- Born: 1962 (age 62–63)
- Education: B.S. Brown University J.D. Columbia University School of Law
- Occupation(s): Executive Chairman, Townsquare Media
- Known for: Co-founder of 25madison, Co-founder of Townsquare Media Minority owner of the Atlanta Hawks.
- Spouse: Tina Gitlin
- Parent(s): Margery and Robert Price

= Steven Price (businessman) =

American businessman (born 1962)

Steven Price (born 1962) is an American businessman serving as executive chairman of Townsquare Media, and minority owner of the Atlanta Hawks.

==Biography==
Price was born to a Jewish family, the son of Margery and Robert Price.
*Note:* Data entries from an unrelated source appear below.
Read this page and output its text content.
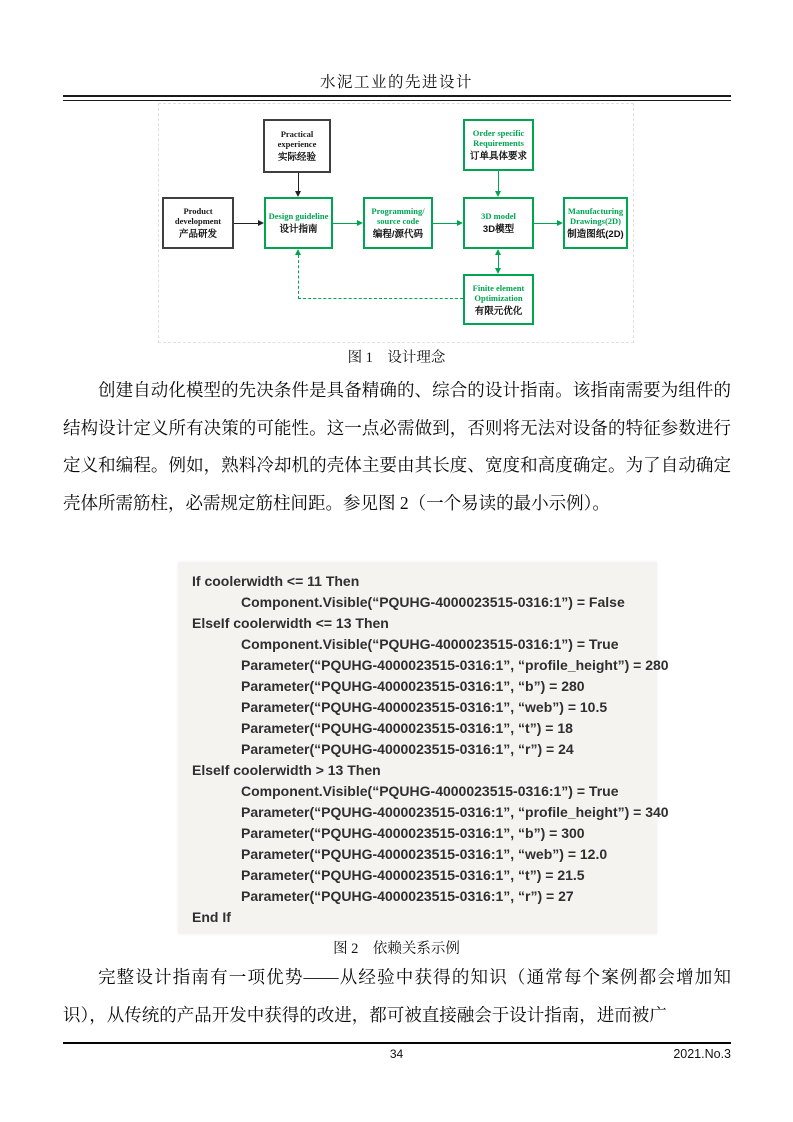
水泥工业的先进设计
Practical
experience
实际经验
Order specific
Requirements
订单具体要求
Product
development
产品研发
Design guideline
设计指南
Programming/
source code
编程/源代码
3D model
3D模型
Manufacturing
Drawings(2D)
制造图纸(2D)
Finite element
Optimization
有限元优化
图 1　设计理念

创建自动化模型的先决条件是具备精确的、综合的设计指南。该指南需要为组件的结构设计定义所有决策的可能性。这一点必需做到，否则将无法对设备的特征参数进行定义和编程。例如，熟料冷却机的壳体主要由其长度、宽度和高度确定。为了自动确定壳体所需筋柱，必需规定筋柱间距。参见图 2（一个易读的最小示例）。

If coolerwidth <= 11 Then
Component.Visible(“PQUHG-4000023515-0316:1”) = False
ElseIf coolerwidth <= 13 Then
Component.Visible(“PQUHG-4000023515-0316:1”) = True
Parameter(“PQUHG-4000023515-0316:1”, “profile_height”) = 280
Parameter(“PQUHG-4000023515-0316:1”, “b”) = 280
Parameter(“PQUHG-4000023515-0316:1”, “web”) = 10.5
Parameter(“PQUHG-4000023515-0316:1”, “t”) = 18
Parameter(“PQUHG-4000023515-0316:1”, “r”) = 24
ElseIf coolerwidth > 13 Then
Component.Visible(“PQUHG-4000023515-0316:1”) = True
Parameter(“PQUHG-4000023515-0316:1”, “profile_height”) = 340
Parameter(“PQUHG-4000023515-0316:1”, “b”) = 300
Parameter(“PQUHG-4000023515-0316:1”, “web”) = 12.0
Parameter(“PQUHG-4000023515-0316:1”, “t”) = 21.5
Parameter(“PQUHG-4000023515-0316:1”, “r”) = 27
End If
图 2　依赖关系示例

完整设计指南有一项优势——从经验中获得的知识（通常每个案例都会增加知识），从传统的产品开发中获得的改进，都可被直接融会于设计指南，进而被广

34	2021.No.3
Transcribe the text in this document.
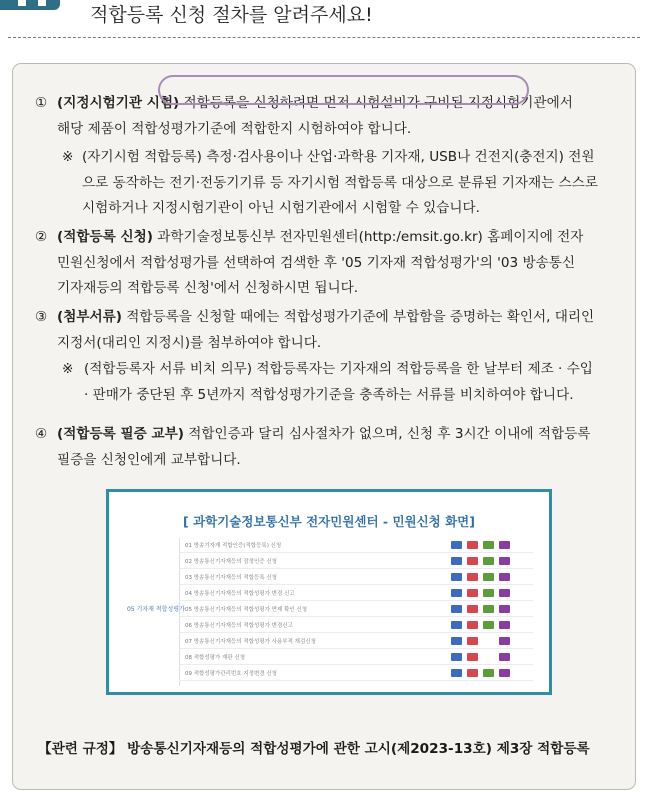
적합등록 신청 절차를 알려주세요!
① (지정시험기관 시험) 적합등록을 신청하려면 먼저 시험설비가 구비된 지정시험기관에서
해당 제품이 적합성평가기준에 적합한지 시험하여야 합니다.
※ (자기시험 적합등록) 측정·검사용이나 산업·과학용 기자재, USB나 건전지(충전지) 전원
으로 동작하는 전기·전동기기류 등 자기시험 적합등록 대상으로 분류된 기자재는 스스로
시험하거나 지정시험기관이 아닌 시험기관에서 시험할 수 있습니다.
② (적합등록 신청) 과학기술정보통신부 전자민원센터(http:/emsit.go.kr) 홈페이지에 전자
민원신청에서 적합성평가를 선택하여 검색한 후 '05 기자재 적합성평가'의 '03 방송통신
기자재등의 적합등록 신청'에서 신청하시면 됩니다.
③ (첨부서류) 적합등록을 신청할 때에는 적합성평가기준에 부합함을 증명하는 확인서, 대리인
지정서(대리인 지정시)를 첨부하여야 합니다.
※ (적합등록자 서류 비치 의무) 적합등록자는 기자재의 적합등록을 한 날부터 제조 · 수입
· 판매가 중단된 후 5년까지 적합성평가기준을 충족하는 서류를 비치하여야 합니다.
④ (적합등록 필증 교부) 적합인증과 달리 심사절차가 없으며, 신청 후 3시간 이내에 적합등록
필증을 신청인에게 교부합니다.
[ 과학기술정보통신부 전자민원센터 - 민원신청 화면]
05 기자재 적합성평가
01 방송기자재 적합인증(적합등록) 신청
02 방송통신기자재등의 잠정인증 신청
03 방송통신기자재등의 적합등록 신청
04 방송통신기자재등의 적합성평가 변경 신고
05 방송통신기자재등의 적합성평가 면제 확인 신청
06 방송통신기자재등의 적합성평가 변경신고
07 방송통신기자재등의 적합성평가 사용부적 재검신청
08 적합성평가 재판 신청
09 적합성평가관리번호 지정변경 신청
【관련 규정】 방송통신기자재등의 적합성평가에 관한 고시(제2023-13호) 제3장 적합등록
His father was the president of the Price Communications Corporation, a publishing and broadcasting company based in New York City. Price graduated from Brown University Phi Beta Kappa, magna cum laude and then attended Columbia University School of Law. After school, he practiced law at Davis Polk & Wardwell, worked as an investment banker at Goldman Sachs, served as deputy assistant Secretary of Defense, and worked at two private equity firms before co-founding Townsquare Media and 25madison. Townsquare Media owns and operates 360 radio stations in small to mid-sized markets throughout the USA. In 2014, he bought a stake in the Atlanta Hawks from Bruce Levenson. He maintained his share after the team was purchased by a group in 2015 led by Tony Ressler along with Grant Hill, Sarah Blakely, Jesse Itzler, and Rick Schnall for $850 million.

==Philanthropy==
Price directs his charitable activities through the Tina & Steven Price Charitable Foundation. The fund is active in the New York area Jewish community and has provided funding for the Metropolitan Council on Jewish Poverty, the American Enterprise Institute, Commentary Magazine, the Jewish Theological Seminary, and the Council on Foreign Relations. Price serves on the boards of the UJA Federation and Hillel International.

==Personal life==
In 1991, he married Tina Gitlin in a Jewish ceremony at the Park Avenue Synagogue.